Since the early ’90s found former House Speaker Tom DeLay gaming the system to secure and hold GOP power, politics has become a multi-billion-dollar industry. There’s so much money to be made by so many entities, from the broadcasters who sell air time for ads, to political consultants who poll the populace and design the ads, to the companies that provide computers and phones, and even caterers. In the business of politics, there’s plenty of money to go around.

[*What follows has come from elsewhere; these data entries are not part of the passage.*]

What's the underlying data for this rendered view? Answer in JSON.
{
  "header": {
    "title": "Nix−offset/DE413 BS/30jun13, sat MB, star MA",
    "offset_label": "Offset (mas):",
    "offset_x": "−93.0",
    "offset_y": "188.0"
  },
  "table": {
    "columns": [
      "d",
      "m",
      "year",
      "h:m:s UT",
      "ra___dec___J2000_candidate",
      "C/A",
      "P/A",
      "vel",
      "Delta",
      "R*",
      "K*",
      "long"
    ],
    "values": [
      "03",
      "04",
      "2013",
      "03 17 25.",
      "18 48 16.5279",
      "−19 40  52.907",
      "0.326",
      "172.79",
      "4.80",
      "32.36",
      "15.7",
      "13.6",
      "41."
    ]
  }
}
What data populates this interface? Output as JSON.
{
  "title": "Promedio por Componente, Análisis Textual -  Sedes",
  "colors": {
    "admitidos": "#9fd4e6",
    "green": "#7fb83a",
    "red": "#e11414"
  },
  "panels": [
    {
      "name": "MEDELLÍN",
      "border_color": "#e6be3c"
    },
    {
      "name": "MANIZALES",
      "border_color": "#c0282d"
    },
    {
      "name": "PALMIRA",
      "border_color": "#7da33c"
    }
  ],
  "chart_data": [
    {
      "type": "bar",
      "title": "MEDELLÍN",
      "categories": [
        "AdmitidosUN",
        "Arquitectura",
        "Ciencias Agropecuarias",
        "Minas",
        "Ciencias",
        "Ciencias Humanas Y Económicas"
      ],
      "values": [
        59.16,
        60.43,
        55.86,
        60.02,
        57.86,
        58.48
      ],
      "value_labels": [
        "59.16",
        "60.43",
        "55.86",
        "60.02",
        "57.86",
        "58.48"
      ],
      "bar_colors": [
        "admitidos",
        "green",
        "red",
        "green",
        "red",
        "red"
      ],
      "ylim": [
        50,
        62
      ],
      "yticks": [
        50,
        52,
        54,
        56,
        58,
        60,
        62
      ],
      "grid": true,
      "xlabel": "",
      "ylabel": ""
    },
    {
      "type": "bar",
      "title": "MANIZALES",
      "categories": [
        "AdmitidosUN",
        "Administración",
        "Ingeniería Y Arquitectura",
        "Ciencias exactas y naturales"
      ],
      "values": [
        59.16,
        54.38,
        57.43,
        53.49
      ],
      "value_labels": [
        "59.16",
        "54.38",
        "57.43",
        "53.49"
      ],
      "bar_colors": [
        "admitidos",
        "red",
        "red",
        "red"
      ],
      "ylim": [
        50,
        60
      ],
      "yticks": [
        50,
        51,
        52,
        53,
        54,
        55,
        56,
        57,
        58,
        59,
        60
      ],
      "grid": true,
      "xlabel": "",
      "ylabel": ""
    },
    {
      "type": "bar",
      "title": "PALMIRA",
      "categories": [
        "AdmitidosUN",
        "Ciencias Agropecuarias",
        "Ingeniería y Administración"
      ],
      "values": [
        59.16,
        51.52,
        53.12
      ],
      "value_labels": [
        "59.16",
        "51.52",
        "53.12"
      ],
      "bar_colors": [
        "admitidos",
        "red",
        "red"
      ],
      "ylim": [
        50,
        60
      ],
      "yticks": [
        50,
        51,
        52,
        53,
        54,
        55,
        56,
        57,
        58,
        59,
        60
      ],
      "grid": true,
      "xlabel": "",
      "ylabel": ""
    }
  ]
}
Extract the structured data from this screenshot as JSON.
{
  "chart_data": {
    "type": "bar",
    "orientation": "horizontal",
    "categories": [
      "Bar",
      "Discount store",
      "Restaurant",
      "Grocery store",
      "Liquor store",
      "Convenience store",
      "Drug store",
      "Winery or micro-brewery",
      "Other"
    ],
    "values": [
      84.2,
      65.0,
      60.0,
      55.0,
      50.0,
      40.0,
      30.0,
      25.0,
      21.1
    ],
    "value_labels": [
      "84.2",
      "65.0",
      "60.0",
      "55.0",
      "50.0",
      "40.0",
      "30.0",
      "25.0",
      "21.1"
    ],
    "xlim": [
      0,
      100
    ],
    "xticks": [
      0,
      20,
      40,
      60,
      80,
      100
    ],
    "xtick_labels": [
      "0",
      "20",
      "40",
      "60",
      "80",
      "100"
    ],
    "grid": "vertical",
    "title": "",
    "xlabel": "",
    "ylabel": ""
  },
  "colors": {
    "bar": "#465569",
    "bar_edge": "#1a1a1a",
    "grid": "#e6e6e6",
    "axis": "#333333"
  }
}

Writes Robert G. Kaiser, associate editor of The Washington Post, Feb. 2:
Washington is broken: Lobbyists and special interests have turned our government into a game that only they can afford to play. They write the checks, and the citizenry gets stuck with the bill. Politics is no longer a mission; it’s a business.
All of this is damn disgusting. Plenty of folks are fed up with the role of money in politics. So consider these two points:
1. Money will remain in politics and in fact increase.
2. People are fed up with the behavior of those pouring money into politics and profiting.
At what point will Fact 2 erode the impact of Fact 1? Not soon, argues Mr. Kaiser in discussing President Obama’s pledge to curb lobbyists’ influence in D.C.:
But slowing the revolving door will not be nearly enough to dismantle the Washington culture of money, lobbying and self-dealing that has metastasized over four decades. This culture has created multimillionaires and provided a grand style of life to thousands. It has helped moneyed interests protect their status and privileges, undermined government regulation of business and turned our elected officials into chronic money-chasers. Real reform will require more than presidential fiat.
But consider the failure of former Sen. Tom Daschle’s failed nomination for an Obama Cabinet post because the solon-turned-sinecure was too dumb or too selfish to pay about $140,000 in income taxes on a car service provided by an influential friend. Because of Sen. Daschle’s moronic — or arrogant — mistake, the public learned that his carefully crafted common-man image was merely an artifice.
Consider, too, the similarly errant, stupid tax behaviors of Treasury Secretary Tim Geithner, who failed to pay $34,000 he owed until offered a cabinet job. And the idiocy of Nancy Killefer, “chosen to be the White House chief performance officer, who once had a $900 lien placed on her house for failing to pay unemployment taxes on household help.”
Has the outrageous, callous behaviors revealed of politicians and political wanna-bees cracked the public’s tolerance for business-as-usual Washington, D.C., politics?
Perhaps. But I’ll bet you $46 billion over the next eight years it hasn’t.